Türkiye’den de feminist kadın liderliğinin nasıl fark yarattığına ilişkin örneklerimiz var: Safranbolu’nun ilk kadın belediye başkanı Elif Köse kadınların yerinin ev değil sokaklar, meydanlar olduğunu vurgulayarak iki yılda pek çok projeye imza attı.
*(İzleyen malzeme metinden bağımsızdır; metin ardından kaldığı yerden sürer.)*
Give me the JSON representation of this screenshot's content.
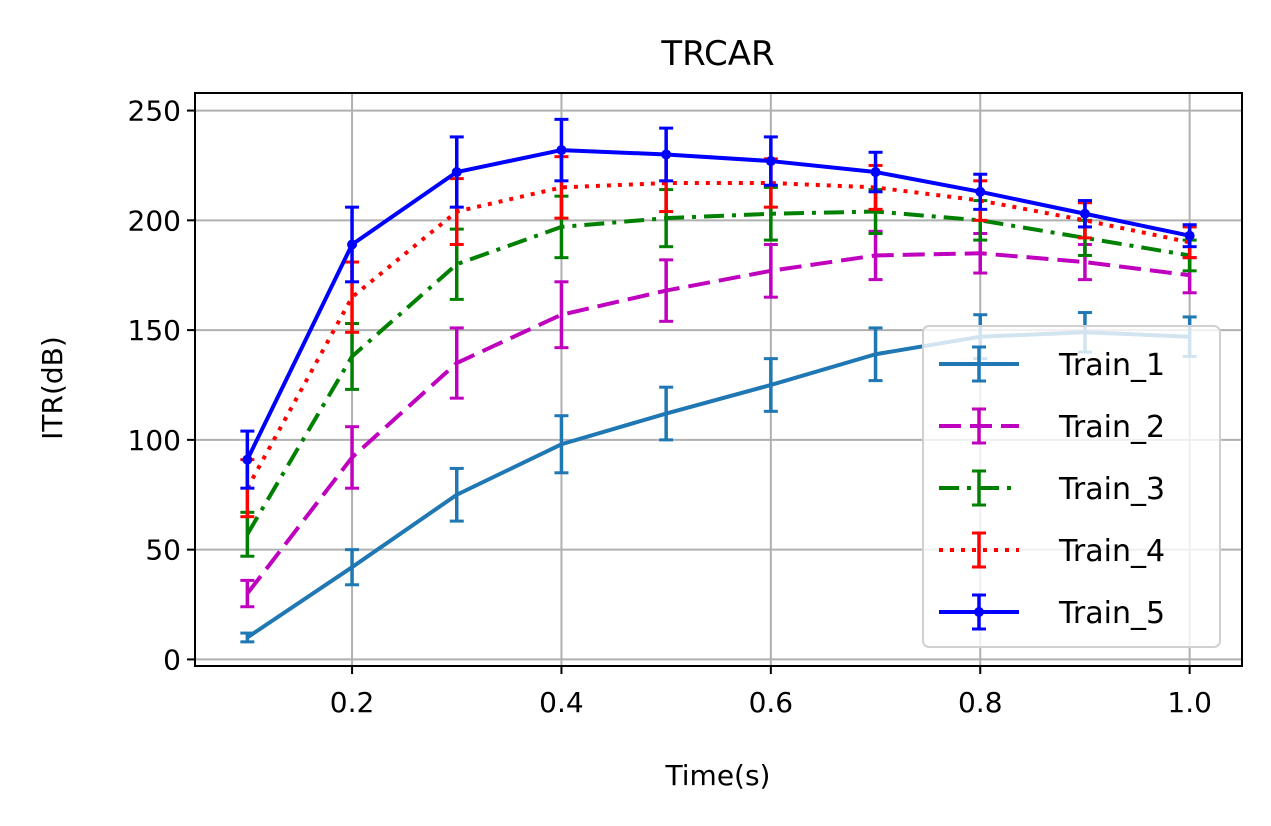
{
  "chart_data": {
    "type": "line",
    "title": "TRCAR",
    "xlabel": "Time(s)",
    "ylabel": "ITR(dB)",
    "xlim": [
      0.05,
      1.05
    ],
    "ylim": [
      -3,
      258
    ],
    "xticks": [
      0.2,
      0.4,
      0.6,
      0.8,
      1.0
    ],
    "xtick_labels": [
      "0.2",
      "0.4",
      "0.6",
      "0.8",
      "1.0"
    ],
    "yticks": [
      0,
      50,
      100,
      150,
      200,
      250
    ],
    "ytick_labels": [
      "0",
      "50",
      "100",
      "150",
      "200",
      "250"
    ],
    "grid": true,
    "legend_position": "lower-right",
    "x": [
      0.1,
      0.2,
      0.3,
      0.4,
      0.5,
      0.6,
      0.7,
      0.8,
      0.9,
      1.0
    ],
    "series": [
      {
        "name": "Train_1",
        "color": "#1f77b4",
        "line_style": "solid",
        "marker": "none",
        "values": [
          10,
          42,
          75,
          98,
          112,
          125,
          139,
          147,
          149,
          147
        ],
        "errors": [
          2,
          8,
          12,
          13,
          12,
          12,
          12,
          10,
          9,
          9
        ]
      },
      {
        "name": "Train_2",
        "color": "#bf00bf",
        "line_style": "dashed",
        "marker": "none",
        "values": [
          30,
          92,
          135,
          157,
          168,
          177,
          184,
          185,
          181,
          175
        ],
        "errors": [
          6,
          14,
          16,
          15,
          14,
          12,
          11,
          9,
          8,
          8
        ]
      },
      {
        "name": "Train_3",
        "color": "#008000",
        "line_style": "dashdot",
        "marker": "none",
        "values": [
          57,
          138,
          180,
          197,
          201,
          203,
          204,
          200,
          192,
          184
        ],
        "errors": [
          10,
          15,
          16,
          14,
          13,
          12,
          10,
          9,
          8,
          7
        ]
      },
      {
        "name": "Train_4",
        "color": "#ff0000",
        "line_style": "dotted",
        "marker": "none",
        "values": [
          78,
          165,
          204,
          215,
          217,
          217,
          215,
          209,
          200,
          190
        ],
        "errors": [
          13,
          16,
          15,
          14,
          13,
          11,
          10,
          9,
          8,
          7
        ]
      },
      {
        "name": "Train_5",
        "color": "#0000ff",
        "line_style": "solid",
        "marker": "dot",
        "values": [
          91,
          189,
          222,
          232,
          230,
          227,
          222,
          213,
          203,
          193
        ],
        "errors": [
          13,
          17,
          16,
          14,
          12,
          11,
          9,
          8,
          6,
          5
        ]
      }
    ]
  }
}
Yeni Atanan BM Kadın Birimi Direktöründen beklentimiz yüksek
Türkiye’nin ve dünyanın feminist politikalara her zamankinden daha çok ihtiyaç duyduğu bu dönemde BM Kadın Birimi direktörlüğüne Sima Sami Bahous atandı. Sürdürülebilir Kalkınma Hedefleri (SDG’ler) doğrultusunda, kadınların güçlendirilmesini ve haklarını genişletme, ayrımcılık ve şiddeti ele alma ve sürdürülebilir sosyo-ekonomik kalkınmayı teşvik etme konusunda uzmanlığı bulunan Bahous, Ürdün’ün New York’taki BM Daimi Temsilcisi olarak görev yapıyordu.
Atanmasından sonra, BM Kadın Birimindeki elliden fazla çalışan yeni direktöre bir mektup yollayarak iki şey talep etti; Yönetim reformu ve dünya çapında cinsiyet eşitliğini daha aktif ve başarılı bir şekilde teşvik eden kapsamlı bir gündem.
Unifem’in eski müdür yardımcısı Joanne Sandler “Dünya, kadınlar ve kız çocukları için zor kazanılmış pek çok hakkın erozyona uğramasını önlemek için BM Kadın Birimi ve BM’de kararlı feminist liderliğe hiç bu kadar umutsuzca ihtiyaç duymamıştı ”diyor.
Feminist liderliğe hiç olmadığı kadar ihtiyacımız var.